Generative AI can be integrated with speech to text software to create assistants that can help customers over a phone call, or interact with voice-enabled apps. Generative AI can also convert text back to speech, otherwise known as text to speech, in a realistic, natural-sounding voice.

Speech to text software contains several components. These include:

• Speech input: where a microphone captures spoken words

• Feature extraction: where the computer identifies distinctive pitches and patterns in the speech)

• Decoder: where the algorithm matches the speech features to characters and words through a language model

• Word output: where the final text is formatted with the correct punctuation and capitalizations so that it’s human-readable

Generally, the speech to text process is composed of the following steps:

• Audio preprocessing: After audio recordings are captured, they are preprocessed to improve the quality and accuracy of recognition.

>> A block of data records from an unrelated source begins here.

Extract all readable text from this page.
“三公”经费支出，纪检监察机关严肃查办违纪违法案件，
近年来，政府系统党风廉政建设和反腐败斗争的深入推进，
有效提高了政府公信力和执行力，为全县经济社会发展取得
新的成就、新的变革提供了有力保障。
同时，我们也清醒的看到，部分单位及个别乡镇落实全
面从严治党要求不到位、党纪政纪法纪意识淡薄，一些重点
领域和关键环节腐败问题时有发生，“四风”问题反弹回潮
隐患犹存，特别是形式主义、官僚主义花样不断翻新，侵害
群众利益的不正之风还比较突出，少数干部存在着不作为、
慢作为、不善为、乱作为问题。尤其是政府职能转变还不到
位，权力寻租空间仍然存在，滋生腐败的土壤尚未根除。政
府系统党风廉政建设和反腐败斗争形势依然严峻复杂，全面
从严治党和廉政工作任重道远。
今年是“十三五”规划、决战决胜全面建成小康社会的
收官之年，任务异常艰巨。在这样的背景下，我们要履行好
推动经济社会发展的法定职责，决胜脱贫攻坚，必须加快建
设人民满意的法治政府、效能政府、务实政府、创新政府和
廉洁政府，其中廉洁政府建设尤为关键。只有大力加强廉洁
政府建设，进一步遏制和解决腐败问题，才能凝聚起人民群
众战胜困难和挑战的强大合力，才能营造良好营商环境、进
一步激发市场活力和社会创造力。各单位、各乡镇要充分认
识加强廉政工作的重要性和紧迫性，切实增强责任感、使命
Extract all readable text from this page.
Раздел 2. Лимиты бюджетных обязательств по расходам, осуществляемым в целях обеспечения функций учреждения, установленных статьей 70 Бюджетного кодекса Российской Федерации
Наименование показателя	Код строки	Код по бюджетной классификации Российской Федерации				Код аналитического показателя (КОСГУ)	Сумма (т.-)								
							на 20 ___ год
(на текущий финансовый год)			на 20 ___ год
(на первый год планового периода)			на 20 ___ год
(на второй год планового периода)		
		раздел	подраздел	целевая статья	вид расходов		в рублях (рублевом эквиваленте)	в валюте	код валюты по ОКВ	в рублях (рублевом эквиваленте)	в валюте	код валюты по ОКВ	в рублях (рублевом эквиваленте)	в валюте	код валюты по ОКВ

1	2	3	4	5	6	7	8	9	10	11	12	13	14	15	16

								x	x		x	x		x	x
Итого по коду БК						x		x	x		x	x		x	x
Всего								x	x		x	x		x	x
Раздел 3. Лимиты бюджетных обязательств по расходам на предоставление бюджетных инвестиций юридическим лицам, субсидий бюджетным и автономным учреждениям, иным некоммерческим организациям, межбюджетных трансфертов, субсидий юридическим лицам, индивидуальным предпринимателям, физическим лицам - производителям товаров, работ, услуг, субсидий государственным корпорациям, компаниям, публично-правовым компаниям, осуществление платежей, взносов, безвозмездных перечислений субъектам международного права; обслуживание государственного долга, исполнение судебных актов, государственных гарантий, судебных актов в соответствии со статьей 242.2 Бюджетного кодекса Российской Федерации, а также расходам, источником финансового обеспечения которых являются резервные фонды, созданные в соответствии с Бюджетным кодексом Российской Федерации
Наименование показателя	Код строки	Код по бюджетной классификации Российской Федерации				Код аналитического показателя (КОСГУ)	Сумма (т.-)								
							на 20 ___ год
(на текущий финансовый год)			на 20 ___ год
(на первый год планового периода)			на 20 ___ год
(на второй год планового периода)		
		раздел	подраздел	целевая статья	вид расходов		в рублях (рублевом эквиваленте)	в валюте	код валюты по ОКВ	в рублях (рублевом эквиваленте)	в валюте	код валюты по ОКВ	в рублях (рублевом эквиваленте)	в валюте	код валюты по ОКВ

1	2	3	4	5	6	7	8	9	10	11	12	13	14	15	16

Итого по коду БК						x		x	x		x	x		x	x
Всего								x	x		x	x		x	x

This includes removing background noises and irrelevant frequencies, stabilizing the volume level, segmenting the clip for easier processing and converting the audio file into a standard format.

• Sound analysis and feature extraction: Voice signals are often depicted as spectrograms (link resides outside of ibm.com), which are visual representations of frequencies across time.¹ The relevant portions of the audio recordings are broken down into a sequence of phonemes, which are the smallest unit of speech that distinguishes 1 word from another. The major classes of phonemes are vowels and consonants (link resides outside of ibm.com).² Language models and decoders can match phonemes to words and then sentences. Deep learning-based acoustic models can predict what characters and words are likely to occur next based on context.

There are three main methods for performing speech recognition: synchronous, asynchronous and streaming.

• Synchronous recognition is when there is an immediate conversion of speech to text. It can only process audio files shorter than one minute. This is used in live-captioning for broadcast television.

• Streaming recognition is when streamed audio is processed in real-time, so fragmented texts might appear as the user is still speaking.

• Asynchronous recognition is when large prerecorded audio files are submitted for transcription. It might be queued for processing and delivered later.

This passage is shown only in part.